Я услышала, как дверь открылась и закрылась. Я вернулась на скамейку и потянулась, когда свет выключили. Аварийные лампы светили достаточно ярко, чтобы видеть комнату, но все равно было достаточно темно, чтобы я могла немного поспать. Понятия не имела, сколько сейчас времени, но предполагала, что еще ранний вечер. Может быть, семь, восемь, не больше.
Я повернулась на бок, и почувствовала, как что-то хрустнуло в кармане брюк. Вытащив жесткий лист бумаги, я развернула его и прижалась к стене.

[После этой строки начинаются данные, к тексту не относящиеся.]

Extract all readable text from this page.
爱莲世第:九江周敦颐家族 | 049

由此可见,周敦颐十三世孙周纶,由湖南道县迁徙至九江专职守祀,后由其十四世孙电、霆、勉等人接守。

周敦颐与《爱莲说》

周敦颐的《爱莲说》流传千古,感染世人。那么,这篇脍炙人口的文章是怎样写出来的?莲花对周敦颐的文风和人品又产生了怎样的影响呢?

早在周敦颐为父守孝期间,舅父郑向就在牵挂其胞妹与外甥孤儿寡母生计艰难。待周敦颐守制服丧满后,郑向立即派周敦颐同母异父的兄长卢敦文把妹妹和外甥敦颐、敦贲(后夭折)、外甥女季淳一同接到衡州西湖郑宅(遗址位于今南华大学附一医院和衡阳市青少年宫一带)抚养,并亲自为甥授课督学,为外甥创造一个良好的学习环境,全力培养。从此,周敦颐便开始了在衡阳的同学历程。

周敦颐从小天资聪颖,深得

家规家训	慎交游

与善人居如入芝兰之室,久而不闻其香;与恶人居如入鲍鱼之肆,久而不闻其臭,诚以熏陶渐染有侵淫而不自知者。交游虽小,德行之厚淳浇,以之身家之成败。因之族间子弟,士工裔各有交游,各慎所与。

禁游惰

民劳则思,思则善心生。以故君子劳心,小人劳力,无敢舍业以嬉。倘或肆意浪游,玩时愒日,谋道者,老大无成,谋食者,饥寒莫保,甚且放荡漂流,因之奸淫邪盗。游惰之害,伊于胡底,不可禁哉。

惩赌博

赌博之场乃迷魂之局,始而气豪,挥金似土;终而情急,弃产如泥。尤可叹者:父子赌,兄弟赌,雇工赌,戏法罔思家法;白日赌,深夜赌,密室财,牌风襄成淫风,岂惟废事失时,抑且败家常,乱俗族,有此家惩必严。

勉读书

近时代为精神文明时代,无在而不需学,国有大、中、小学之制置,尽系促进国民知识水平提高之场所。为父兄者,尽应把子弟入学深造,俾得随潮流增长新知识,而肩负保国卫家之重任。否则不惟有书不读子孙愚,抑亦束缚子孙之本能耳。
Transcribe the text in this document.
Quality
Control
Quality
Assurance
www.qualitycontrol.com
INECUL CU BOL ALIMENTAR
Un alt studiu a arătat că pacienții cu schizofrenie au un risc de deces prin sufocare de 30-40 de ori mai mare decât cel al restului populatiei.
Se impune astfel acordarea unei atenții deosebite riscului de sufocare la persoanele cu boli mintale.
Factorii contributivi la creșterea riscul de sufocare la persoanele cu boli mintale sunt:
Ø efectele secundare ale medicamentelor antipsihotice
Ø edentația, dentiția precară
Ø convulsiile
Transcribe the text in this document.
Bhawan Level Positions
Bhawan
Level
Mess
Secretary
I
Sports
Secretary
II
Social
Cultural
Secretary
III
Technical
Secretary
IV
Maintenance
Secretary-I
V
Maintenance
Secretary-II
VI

Это была записка, написанная великолепным почерком Оливии.
«Зайду сегодня поздно вечером. Все законно. Держись. P.S. Уничтожь эту записку».
Я представила, как Оливия хихикала, когда писала текст записки, вероятно, надеясь, что я съем бумагу или сделаю что-нибудь нелепое. Вместо этого я сунула ее в лифчик.
Решив, что если мне предстоят поздние ночные визиты, то вздремнуть было бы неплохо, я снова перевернулась на спину. Закрыла глаза, но сон не шел. Я была слишком возбуждена, а тюремная камера не располагала к спокойствию. В конце коридора зашумел кондиционер. Одна из аварийных лампочек жужжала — надо бы ее заменить. За дверью в коридоре ночная смена периодически окликала друг друга.
Вздохнув, я прижалась спиной к стене, но села. Что теперь?
Чтобы отвлечься, мысленно перечислила все, над чем работала последние несколько дней. На первом месте стоял похититель Тауни, хотя вопрос о том, кто отмыл дом, занимал второе место. Третьей в списке значилась Бернадетт. Из всех дел поиски Бернадетт были, пожалуй, единственным, что я могла сделать, сидя в тюремной камере.
Подогнув под себя ноги, я закрыла глаза. Открыв французские двери и убедившись, что по ту сторону стекол все чисто, я прошла через них.